Well, now Tim knows why nobody’s dropped in a skylight to rescue them yet. And also why half of Gotham is currently on fire.
“Uh,” Steph says, glancing around the sunroom lab. “So like, lead-lined glass in here, then, or . . . ?”
“We’re in Connecticut, so no,” Luthor replies dismissively. “Anyway, the Boy Scout always gets suspicious of too much lead in one place. Which I personally find darling, since anyone in Metropolis without at least a lead-lined and soundproofed bedroom is essentially asking for Kryptonian voyeurs, whether intentionally or not on said Kryptonians’ parts. Also, privacy laws exist for a reason. As do patents, copyrights, attorney-client privilege, HIPAA . . .”
“Connecticut?” Steph repeats incredulously. “What the frick is in Connecticut?”
“Currently, us,” Luthor replies matter-of-factly. “Hope, Mercy, do me a favor and go check the security systems manually, just in case any invasive species of vermin have gotten into them. Also, yes, there is kryptonite, and no, there is actually much more than you’re theorizing.”
“You have literally no idea how much kryptonite we’re theorizing,” Steph says as the bodyguards both leave with an affirming nod. Luthor gives her a pitying look, then turns his chair a few degrees towards Tim. Tim immediately expects the inevitable threat or ultimatum, and braces himself for–
“I’d apologize for all the fuss, but I don’t actually care about inconveniencing you and don’t see the point in pretending I ever would,” Luthor informs him. Tim stares blankly at him again. What is even happening right now? “Now then, what are your intentions in regards to ‘Supernova’, as I hear someone’s started calling himself now. ‘Themself’? I’m not sure if ‘Supernova’ is meant to be gender-affirming or more a ‘too old to stick with ‘Superboy’ but there are already three ‘Supermen’ active and the whole, you know, general stubborn individualism they’re so fond of. Or ‘he’s’ so fond of. Whichever."
Tim stares at him.
“Is this supposed to be a trap for Supernova or a shovel talk for me?” he asks, because a) he’s not telling Lex Luthor anything about Kon’s gender or personal choices that Kon hasn’t publicly stated, and b) only Lex Luthor would actually kidnap two active vigilantes in the middle of a crisis he’d apparently pre-arranged to give a–well, no, Bruce would also do that, definitely. But this is not a Batman talk, either way.

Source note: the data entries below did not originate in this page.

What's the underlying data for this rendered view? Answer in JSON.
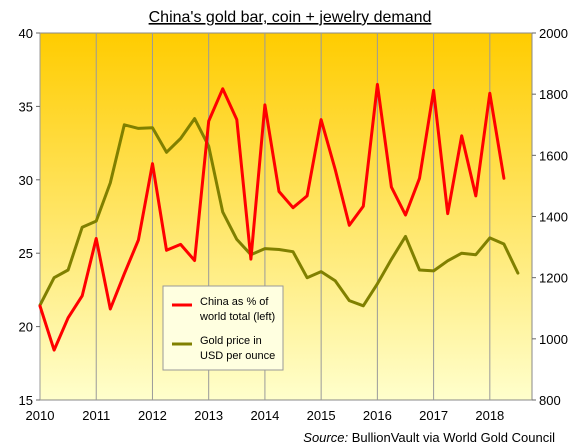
{
  "chart_data": {
    "type": "line",
    "title": "China's gold bar, coin + jewelry demand",
    "x_axis": {
      "ticks": [
        "2010",
        "2011",
        "2012",
        "2013",
        "2014",
        "2015",
        "2016",
        "2017",
        "2018"
      ],
      "range": [
        2010.0,
        2018.75
      ]
    },
    "y_left": {
      "range": [
        15,
        40
      ],
      "ticks": [
        "15",
        "20",
        "25",
        "30",
        "35",
        "40"
      ]
    },
    "y_right": {
      "range": [
        800,
        2000
      ],
      "ticks": [
        "800",
        "1000",
        "1200",
        "1400",
        "1600",
        "1800",
        "2000"
      ]
    },
    "series": [
      {
        "name": "China as % of world total (left)",
        "axis": "left",
        "color": "#ff0000",
        "x": [
          2010.0,
          2010.25,
          2010.5,
          2010.75,
          2011.0,
          2011.25,
          2011.5,
          2011.75,
          2012.0,
          2012.25,
          2012.5,
          2012.75,
          2013.0,
          2013.25,
          2013.5,
          2013.75,
          2014.0,
          2014.25,
          2014.5,
          2014.75,
          2015.0,
          2015.25,
          2015.5,
          2015.75,
          2016.0,
          2016.25,
          2016.5,
          2016.75,
          2017.0,
          2017.25,
          2017.5,
          2017.75,
          2018.0,
          2018.25
        ],
        "values": [
          21.4,
          18.4,
          20.6,
          22.1,
          26.0,
          21.2,
          23.6,
          25.9,
          31.1,
          25.2,
          25.6,
          24.5,
          34.0,
          36.2,
          34.1,
          24.6,
          35.1,
          29.2,
          28.1,
          28.9,
          34.1,
          30.7,
          26.9,
          28.2,
          36.5,
          29.5,
          27.6,
          30.1,
          36.1,
          27.7,
          33.0,
          28.9,
          35.9,
          30.1
        ]
      },
      {
        "name": "Gold price in USD per ounce",
        "axis": "right",
        "color": "#808000",
        "x": [
          2010.0,
          2010.25,
          2010.5,
          2010.75,
          2011.0,
          2011.25,
          2011.5,
          2011.75,
          2012.0,
          2012.25,
          2012.5,
          2012.75,
          2013.0,
          2013.25,
          2013.5,
          2013.75,
          2014.0,
          2014.25,
          2014.5,
          2014.75,
          2015.0,
          2015.25,
          2015.5,
          2015.75,
          2016.0,
          2016.25,
          2016.5,
          2016.75,
          2017.0,
          2017.25,
          2017.5,
          2017.75,
          2018.0,
          2018.25,
          2018.5
        ],
        "values": [
          1110,
          1200,
          1225,
          1365,
          1385,
          1510,
          1700,
          1688,
          1690,
          1610,
          1655,
          1720,
          1630,
          1415,
          1325,
          1275,
          1295,
          1292,
          1285,
          1200,
          1220,
          1190,
          1125,
          1108,
          1180,
          1260,
          1335,
          1225,
          1222,
          1255,
          1280,
          1275,
          1330,
          1310,
          1215
        ]
      }
    ],
    "legend": {
      "position": "center-left"
    },
    "grid": {
      "x": true,
      "y": false
    },
    "background": {
      "top_color": "#ffcc00",
      "bottom_color": "#ffffcc"
    }
  },
  "source": {
    "label": "Source:",
    "text": " BullionVault via World Gold Council"
  }
}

Batman’s “talks” all involve tests, for one thing, so actually so far this is an improvement.
“It’s an engagement present,” Luthor says pleasantly.
Tim’s brain crashes, then does the slowest reboot of his life. He’s recovered from concussions faster, he’s pretty sure.
“They’re . . . not engaged, though?” Steph says skeptically. “Or, like, even dating?”
“Red Robin’s commitment issues are his own problem, not mine. I’ve got a schedule to keep,” Luthor replies dismissively.